The FCC passed its Net Neutrality regulations today and have already been met with protest and threats of legally challenging them have started, Mashable reported.

"While the Open Internet Order does prevent fixed broadband providers from blocking access to sites and applications, the rules are different for wireless providers and not as clear as advocates would like," Mashable stated.

That wireless was not held to the same standards was one of the major objections opponents discussed.

"On every single important and controversial question on what an 'open Internet' actually means, -- such as whether companies can create 'fast lanes' for 'prioritized' content or what exactly wireless providers can and cannot do -- the actual language of the rules is silent, ambiguous, or even at odds with the text of the implementing Order," Mashable quoted Harold Feld of Public Knowledge.

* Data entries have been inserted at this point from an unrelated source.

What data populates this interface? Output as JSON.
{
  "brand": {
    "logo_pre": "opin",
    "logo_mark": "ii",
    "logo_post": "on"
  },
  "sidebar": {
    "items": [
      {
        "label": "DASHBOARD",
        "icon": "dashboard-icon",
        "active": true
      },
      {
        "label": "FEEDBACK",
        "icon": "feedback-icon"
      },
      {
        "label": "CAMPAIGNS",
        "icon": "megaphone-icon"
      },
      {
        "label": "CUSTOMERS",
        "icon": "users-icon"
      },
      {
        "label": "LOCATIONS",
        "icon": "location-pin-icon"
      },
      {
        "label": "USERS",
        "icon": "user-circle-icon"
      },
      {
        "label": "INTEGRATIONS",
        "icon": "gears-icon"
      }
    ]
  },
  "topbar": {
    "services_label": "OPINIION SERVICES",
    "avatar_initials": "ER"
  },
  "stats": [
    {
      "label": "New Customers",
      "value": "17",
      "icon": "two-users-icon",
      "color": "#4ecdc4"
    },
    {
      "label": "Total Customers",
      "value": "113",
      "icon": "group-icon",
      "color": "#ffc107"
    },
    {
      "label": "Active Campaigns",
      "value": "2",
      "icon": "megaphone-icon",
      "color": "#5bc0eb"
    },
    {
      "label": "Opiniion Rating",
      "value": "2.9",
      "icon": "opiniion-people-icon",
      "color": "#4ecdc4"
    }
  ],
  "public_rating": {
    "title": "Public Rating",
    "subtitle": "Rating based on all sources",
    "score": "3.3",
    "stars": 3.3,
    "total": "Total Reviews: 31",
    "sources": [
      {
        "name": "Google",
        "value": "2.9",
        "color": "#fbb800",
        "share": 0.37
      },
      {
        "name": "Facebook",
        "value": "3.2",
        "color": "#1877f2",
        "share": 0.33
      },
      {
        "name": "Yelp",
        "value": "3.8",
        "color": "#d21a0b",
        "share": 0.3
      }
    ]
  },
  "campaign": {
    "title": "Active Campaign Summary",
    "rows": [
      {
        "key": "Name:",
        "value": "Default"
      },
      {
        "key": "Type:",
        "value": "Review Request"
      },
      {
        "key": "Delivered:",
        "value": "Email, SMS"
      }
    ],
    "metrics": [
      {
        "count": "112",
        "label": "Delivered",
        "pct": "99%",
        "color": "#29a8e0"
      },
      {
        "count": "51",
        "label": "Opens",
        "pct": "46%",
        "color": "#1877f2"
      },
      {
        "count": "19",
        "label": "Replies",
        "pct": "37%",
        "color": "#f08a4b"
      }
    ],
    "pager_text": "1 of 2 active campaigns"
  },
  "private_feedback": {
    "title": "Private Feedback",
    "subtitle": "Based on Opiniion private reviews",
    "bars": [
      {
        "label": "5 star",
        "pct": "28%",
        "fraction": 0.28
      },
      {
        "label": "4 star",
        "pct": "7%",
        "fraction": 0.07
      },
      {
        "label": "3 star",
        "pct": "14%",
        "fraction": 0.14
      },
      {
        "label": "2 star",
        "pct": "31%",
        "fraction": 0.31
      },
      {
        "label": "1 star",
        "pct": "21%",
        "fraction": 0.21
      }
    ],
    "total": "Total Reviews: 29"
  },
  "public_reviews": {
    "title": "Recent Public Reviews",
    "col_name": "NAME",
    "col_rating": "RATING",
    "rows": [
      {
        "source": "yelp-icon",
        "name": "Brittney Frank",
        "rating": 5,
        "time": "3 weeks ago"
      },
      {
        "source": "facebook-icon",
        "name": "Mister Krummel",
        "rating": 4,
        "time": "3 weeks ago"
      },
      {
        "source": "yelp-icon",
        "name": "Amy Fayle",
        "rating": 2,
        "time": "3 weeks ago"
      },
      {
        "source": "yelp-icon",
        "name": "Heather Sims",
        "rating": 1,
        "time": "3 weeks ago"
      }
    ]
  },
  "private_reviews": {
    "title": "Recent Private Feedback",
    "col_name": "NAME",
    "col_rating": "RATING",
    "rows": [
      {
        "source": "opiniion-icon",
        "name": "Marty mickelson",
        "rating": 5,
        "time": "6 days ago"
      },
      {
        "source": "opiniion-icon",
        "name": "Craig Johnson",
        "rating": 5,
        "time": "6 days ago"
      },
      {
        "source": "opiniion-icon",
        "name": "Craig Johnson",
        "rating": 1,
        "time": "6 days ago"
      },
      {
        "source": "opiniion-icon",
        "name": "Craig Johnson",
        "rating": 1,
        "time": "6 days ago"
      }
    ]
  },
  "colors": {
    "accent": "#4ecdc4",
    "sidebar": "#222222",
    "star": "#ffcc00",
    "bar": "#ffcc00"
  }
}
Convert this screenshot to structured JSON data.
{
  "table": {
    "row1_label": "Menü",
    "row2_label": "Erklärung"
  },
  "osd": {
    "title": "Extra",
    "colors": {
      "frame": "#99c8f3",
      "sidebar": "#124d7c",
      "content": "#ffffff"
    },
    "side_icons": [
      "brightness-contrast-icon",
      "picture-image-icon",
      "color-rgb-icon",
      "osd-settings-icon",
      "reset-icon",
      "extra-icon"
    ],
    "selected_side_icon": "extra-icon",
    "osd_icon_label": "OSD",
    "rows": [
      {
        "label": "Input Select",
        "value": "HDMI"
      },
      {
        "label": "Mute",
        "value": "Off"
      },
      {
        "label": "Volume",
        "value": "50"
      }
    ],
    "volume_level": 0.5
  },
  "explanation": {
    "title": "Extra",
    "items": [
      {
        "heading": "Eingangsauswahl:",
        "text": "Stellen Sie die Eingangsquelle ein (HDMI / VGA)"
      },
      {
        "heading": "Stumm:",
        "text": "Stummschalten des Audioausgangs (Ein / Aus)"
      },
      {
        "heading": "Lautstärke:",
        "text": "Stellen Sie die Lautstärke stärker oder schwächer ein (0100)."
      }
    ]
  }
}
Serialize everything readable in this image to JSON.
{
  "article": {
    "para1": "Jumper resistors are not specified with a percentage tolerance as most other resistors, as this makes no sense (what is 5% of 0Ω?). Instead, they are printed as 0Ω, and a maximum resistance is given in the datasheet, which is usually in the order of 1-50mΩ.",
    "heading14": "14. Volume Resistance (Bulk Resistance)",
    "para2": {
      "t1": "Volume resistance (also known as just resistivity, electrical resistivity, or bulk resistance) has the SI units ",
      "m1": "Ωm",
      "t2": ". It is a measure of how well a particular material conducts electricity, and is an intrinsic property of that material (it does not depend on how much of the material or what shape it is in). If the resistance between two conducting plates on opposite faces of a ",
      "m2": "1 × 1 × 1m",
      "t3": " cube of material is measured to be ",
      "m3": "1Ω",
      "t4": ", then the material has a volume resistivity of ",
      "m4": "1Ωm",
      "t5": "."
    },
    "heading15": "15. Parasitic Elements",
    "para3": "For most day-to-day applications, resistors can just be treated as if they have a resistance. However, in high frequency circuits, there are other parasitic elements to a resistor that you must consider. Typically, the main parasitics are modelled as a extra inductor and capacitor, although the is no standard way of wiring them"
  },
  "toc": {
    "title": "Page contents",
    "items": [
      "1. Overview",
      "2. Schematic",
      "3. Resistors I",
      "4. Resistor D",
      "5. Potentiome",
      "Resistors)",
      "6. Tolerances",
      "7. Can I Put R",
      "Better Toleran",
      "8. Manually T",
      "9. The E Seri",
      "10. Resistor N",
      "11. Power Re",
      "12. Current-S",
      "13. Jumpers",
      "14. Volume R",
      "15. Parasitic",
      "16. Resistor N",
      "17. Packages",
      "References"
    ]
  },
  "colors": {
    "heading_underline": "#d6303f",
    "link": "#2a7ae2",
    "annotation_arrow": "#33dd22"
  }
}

Republican lawmakers have threatened to repeal the laws, Politico stated. "Rep. Fred Upton (R-Mich.), soon-to-be chair of the House Energy and Commerce Committee, later elaborated to reporters Tuesday afternoon that he plans to bring all five commissioners before the panel to discuss net neutrality at "the first hearing out of the box" next year. He even signaled the possibility that Republicans may pursue repeal through the Congressional Review Act -- an avenue that allows members to reject agency rules without threat of filibuster, provided they can secure a majority support against net neutrality."